Kenya’s fiscal deficit could go up 9.0 per cent of Gross Domestic Product (GDP) equivalent to Ksh 1,000.2 billion in the fiscal year 2020/21 from 7.8 per cent in the current fiscal year.
This may result in rising interest rates as it will need to borrow more to meet the shortfall.
“To finance the fiscal deficit in the FY 2020/21, domestic borrowing is projected at Ksh 572.7 billion and foreign financing at Ksh 427.5 billion. In the medium term, debt is projected to remain sustainable,” according to the draft 2021 budget policy statement.
Treasury says it will focus on its expenditure ‘prioritization policy’ aimed at ensuring equity and minimizing costs through the elimination of duplication and inefficiencies, creation of employment opportunities and improving the general welfare of the people.
“This will curtail growth in public expenditures to ensure it attains its fiscal consolidation path over the medium term and it will ensure the debt is maintained within sustainable levels.

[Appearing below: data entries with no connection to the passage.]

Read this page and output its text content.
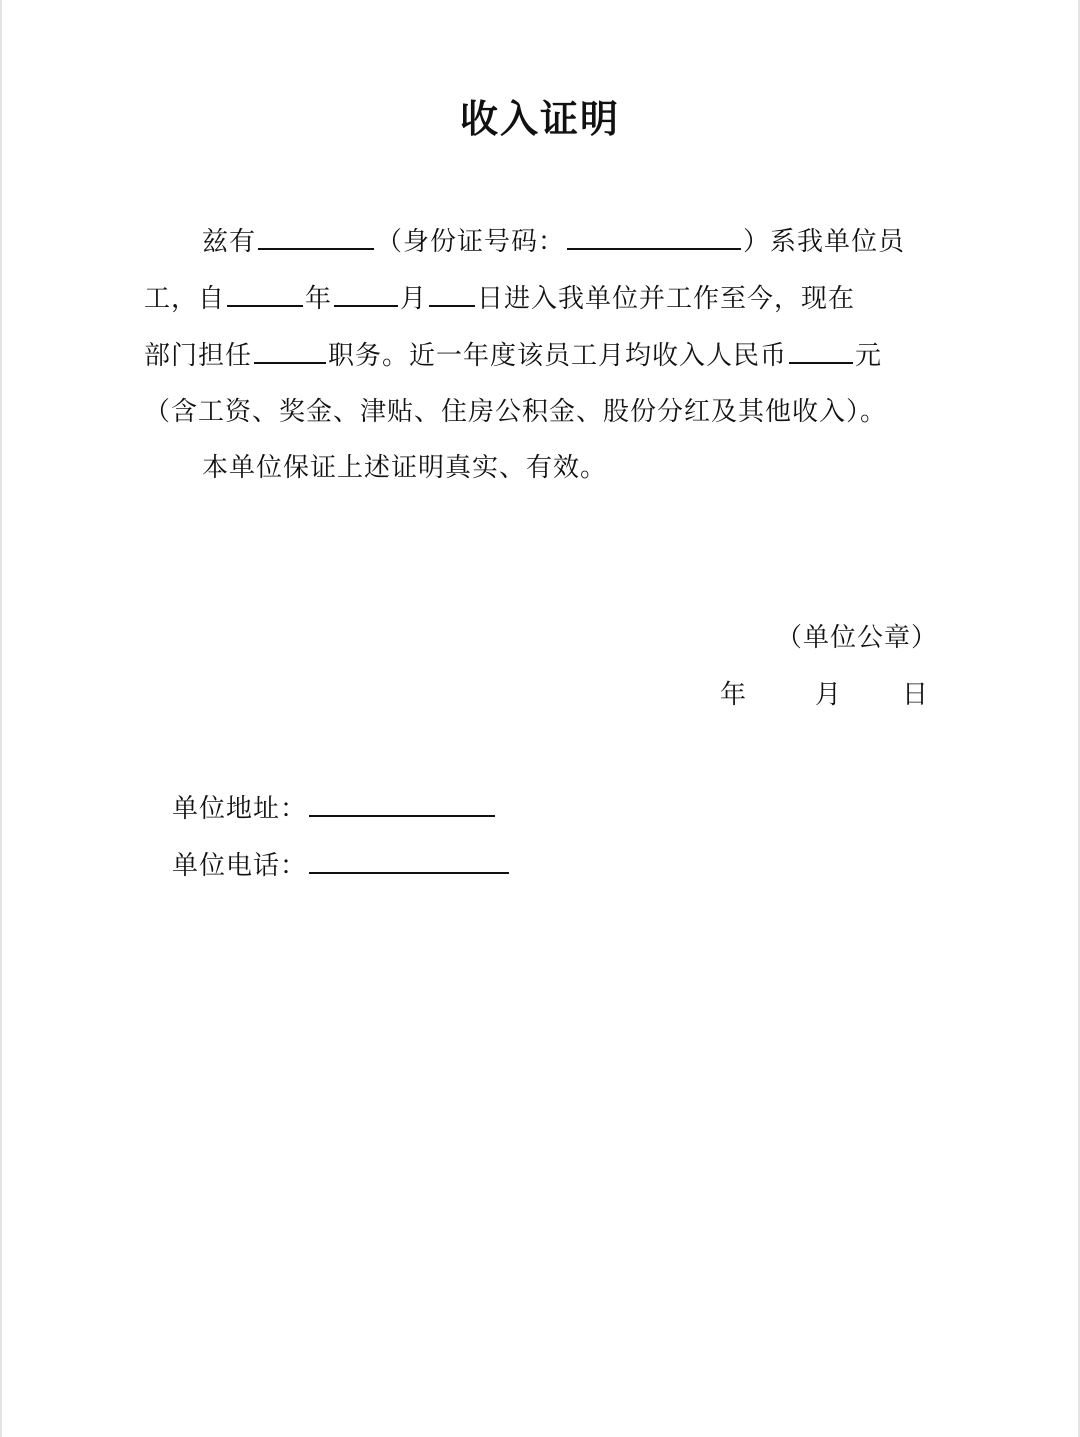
收入证明
兹有	（身份证号码：	）系我单位员
工，自	年	月 日进入我单位并工作至今，现在
部门担任	职务。近一年度该员工月均收入人民币	元
（含工资、奖金、津贴、住房公积金、股份分红及其他收入）。
本单位保证上述证明真实、有效。
（单位公章）
年	月 日
单位地址：
单位电话：
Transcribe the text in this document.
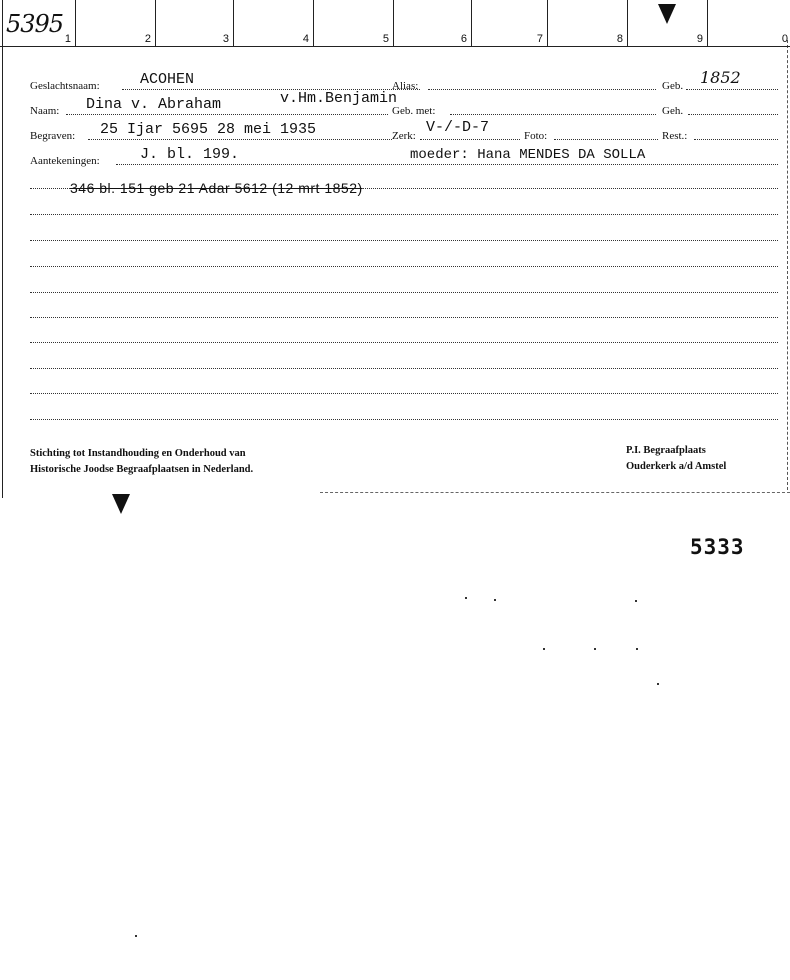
5395
1	2	3	4	5	6	7	8	9	0
Geslachtsnaam:	ACOHEN	Alias:	Geb. 1852
Naam: Dina v. Abraham	v.Hm.Benjamin
Geb. met:	Geh.
Begraven: 25 Ijar 5695 28 mei 1935	Zerk: V-/-D-7	Foto:	Rest.:
Aantekeningen:	J. bl. 199.	moeder: Hana MENDES DA SOLLA
346 bl. 151 geb 21 Adar 5612 (12 mrt 1852)
Stichting tot Instandhouding en Onderhoud van
Historische Joodse Begraafplaatsen in Nederland.
P.I. Begraafplaats
Ouderkerk a/d Amstel
5333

The fiscal deficit is expected to decline from 7.8 per cent of GDP in FY 2019/20 to around 3.6 per cent of GDP by FY 2024/25.”

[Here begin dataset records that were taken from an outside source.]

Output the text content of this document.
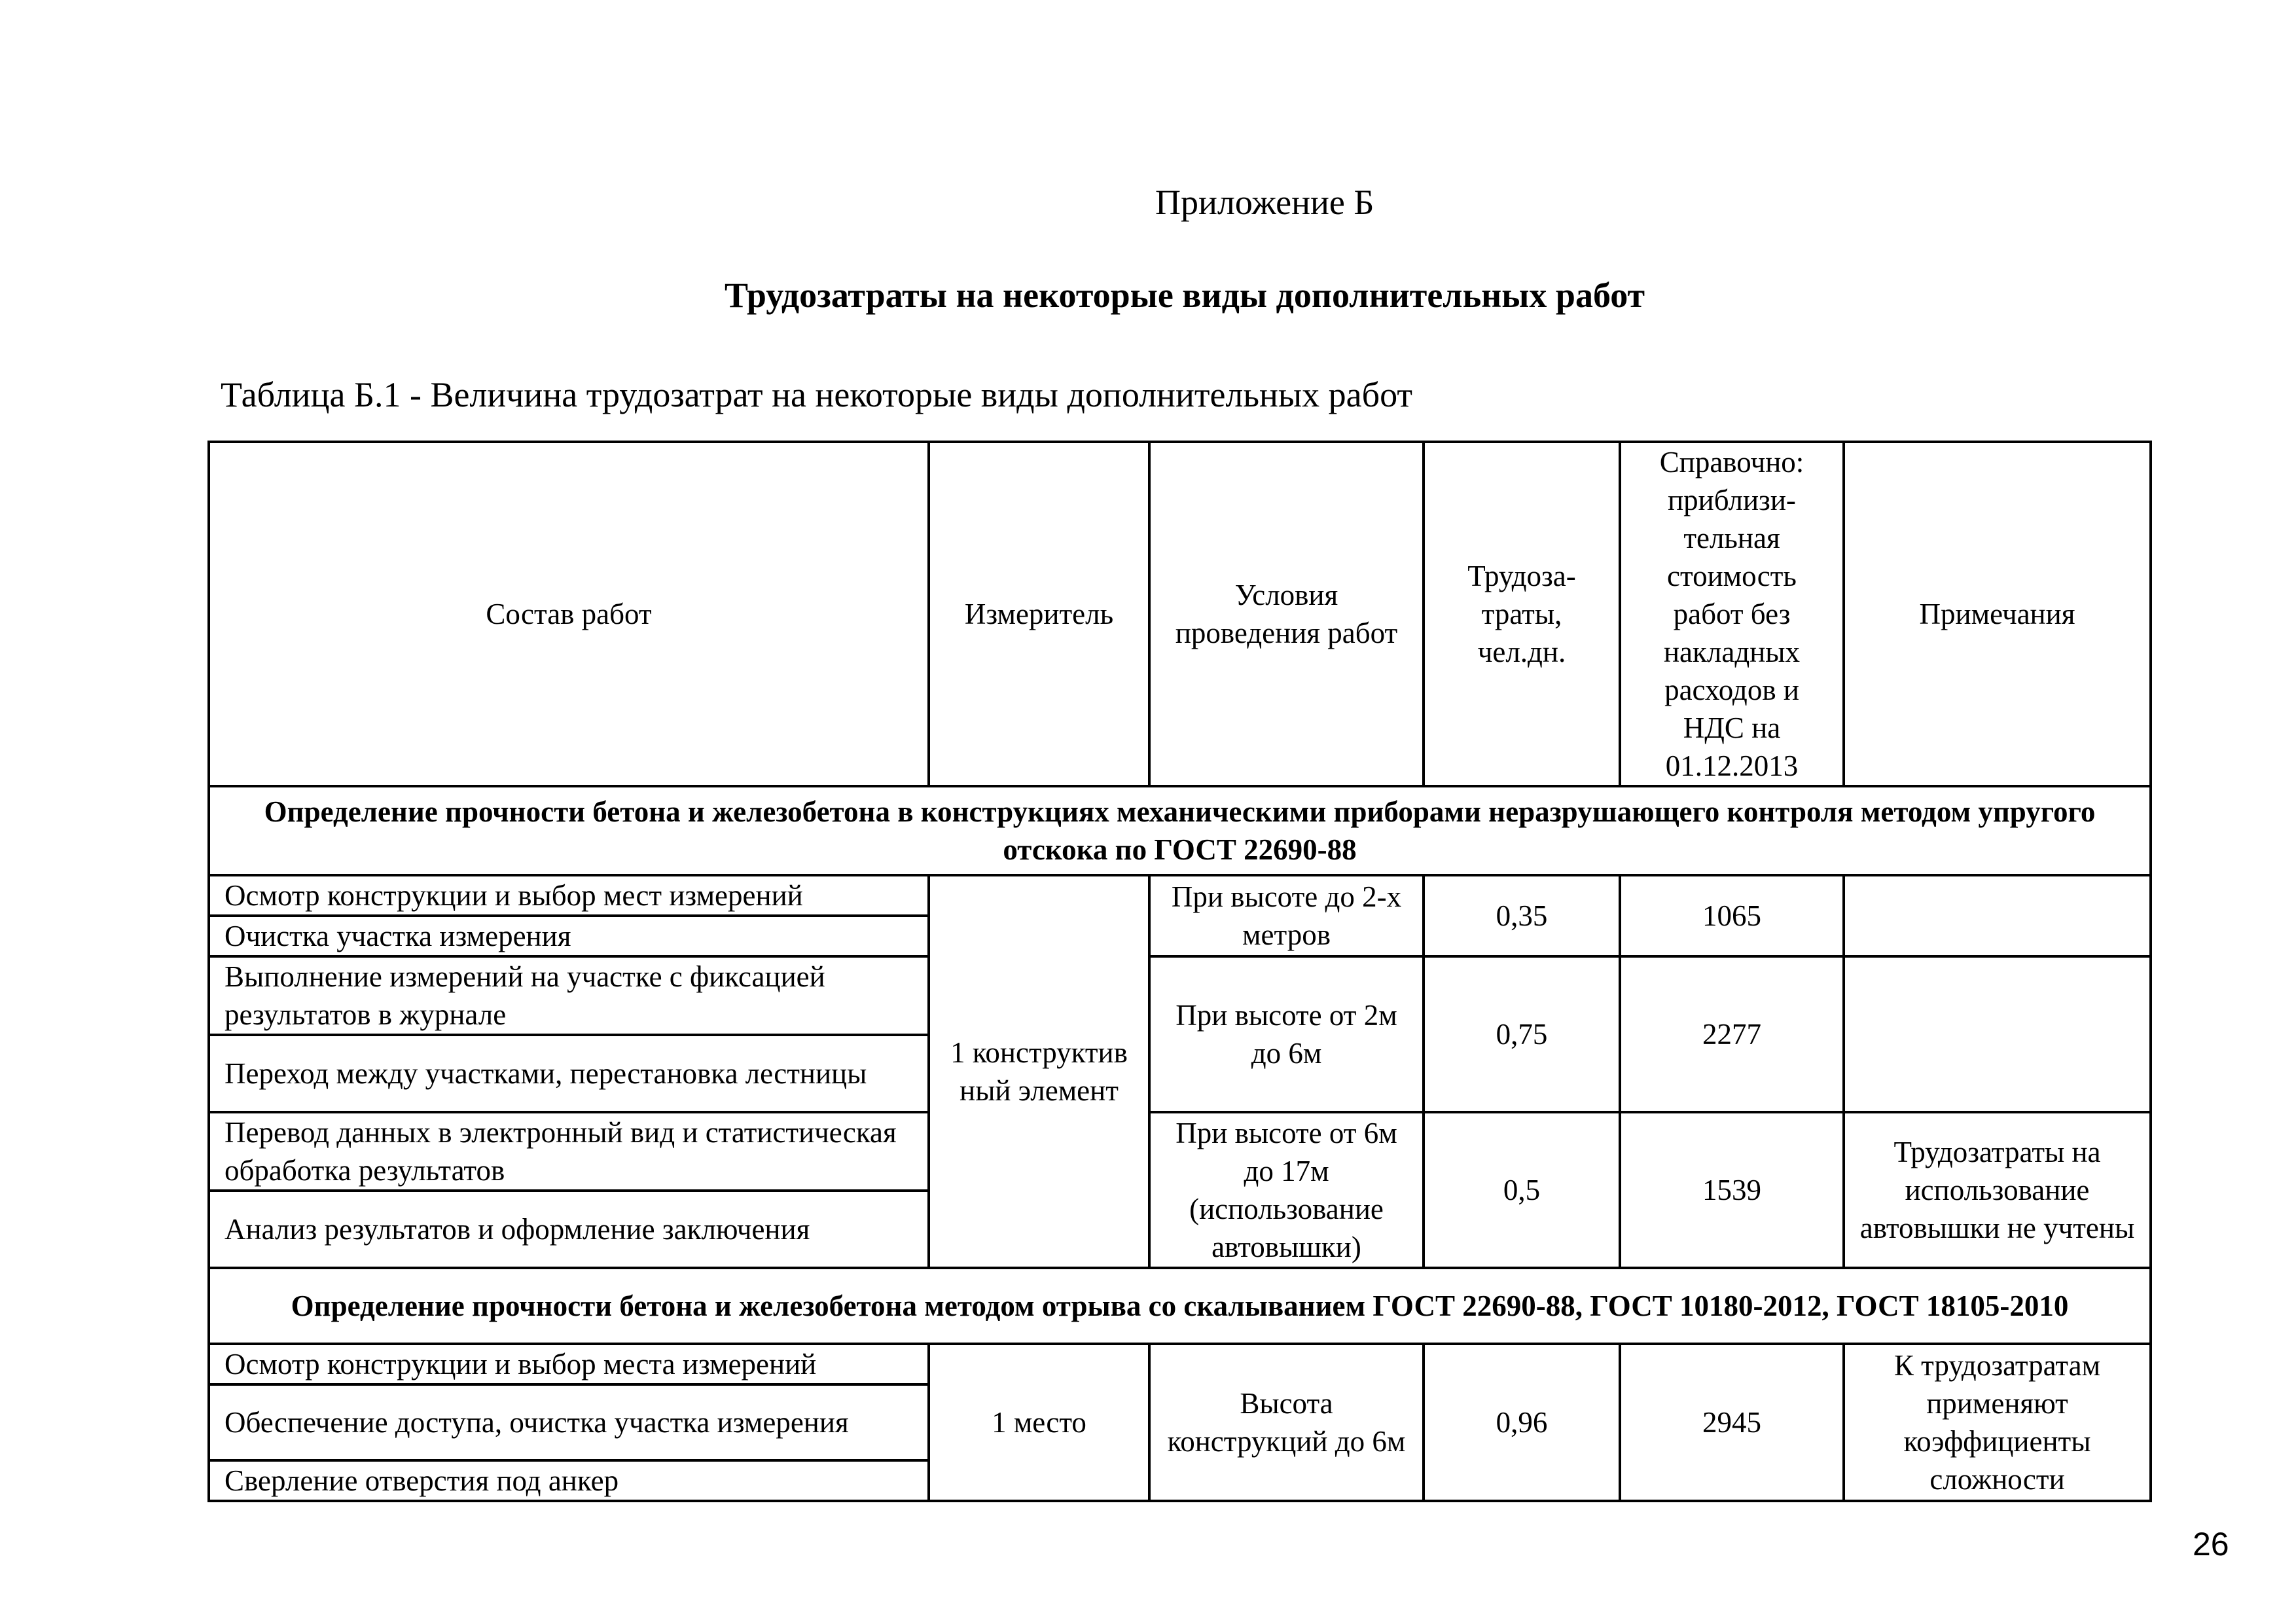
Приложение Б
Трудозатраты на некоторые виды дополнительных работ
Таблица Б.1 - Величина трудозатрат на некоторые виды дополнительных работ
Состав работ	Измеритель	Условия проведения работ	Трудоза-траты, чел.дн.	Справочно: приблизи-тельная стоимость работ без накладных расходов и НДС на 01.12.2013	Примечания
Определение прочности бетона и железобетона в конструкциях механическими приборами неразрушающего контроля методом упругого отскока по ГОСТ 22690-88					
Осмотр конструкции и выбор мест измерений	1 конструктив ный элемент	При высоте до 2-х метров	0,35	1065	
Очистка участка измерения					
Выполнение измерений на участке с фиксацией результатов в журнале		При высоте от 2м до 6м	0,75	2277	
Переход между участками, перестановка лестницы					
Перевод данных в электронный вид и статистическая обработка результатов		При высоте от 6м до 17м (использование автовышки)	0,5	1539	Трудозатраты на использование автовышки не учтены
Анализ результатов и оформление заключения					
Определение прочности бетона и железобетона методом отрыва со скалыванием ГОСТ 22690-88, ГОСТ 10180-2012, ГОСТ 18105-2010					
Осмотр конструкции и выбор места измерений	1 место	Высота конструкций до 6м	0,96	2945	К трудозатратам применяют коэффициенты сложности
Обеспечение доступа, очистка участка измерения					
Сверление отверстия под анкер					
26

In the fiscal year, Treasury estimates that the Kenyan economy will expand at 6.4 per cent in 2021, after a historically low growth rate of 0.6 per cent in 2020.
Treasury says stable macroeconomic environment, the ongoing public investments in infrastructure projects, the Economic Stimulus Program, the post-Covid-19 Economic Recovery Strategy, and improved trade as nations recover from the Covid-19 will drive the economic growth.
“To achieve this target, the Government will continue to restrict growth in recurrent spending and double its effort in domestic resource mobilization,” says Treasury.
Consequently, Treasury expects revenue collection to grow by 9 per cent to KSh 1.829 Trillion at the end of the fiscal year 2020/2021, from KSh1.675 trillion collected at the end of the ongoing fiscal year.
Total revenue collection reached KSh 800.1 billion in the first half of the fiscal year 2020/2021 that ended on 31st December 2020, below government’s target of KSh 907.7 billion.
“Revenues are expected to progressively improve in the second half of the fiscal year following the gradual reopening of the economy and the increased demand for imports as well as improved domestic sales. Revenue performance is also expected to get a boost from the reversal of tax reliefs, introduced in April 2020, effective January 2021.”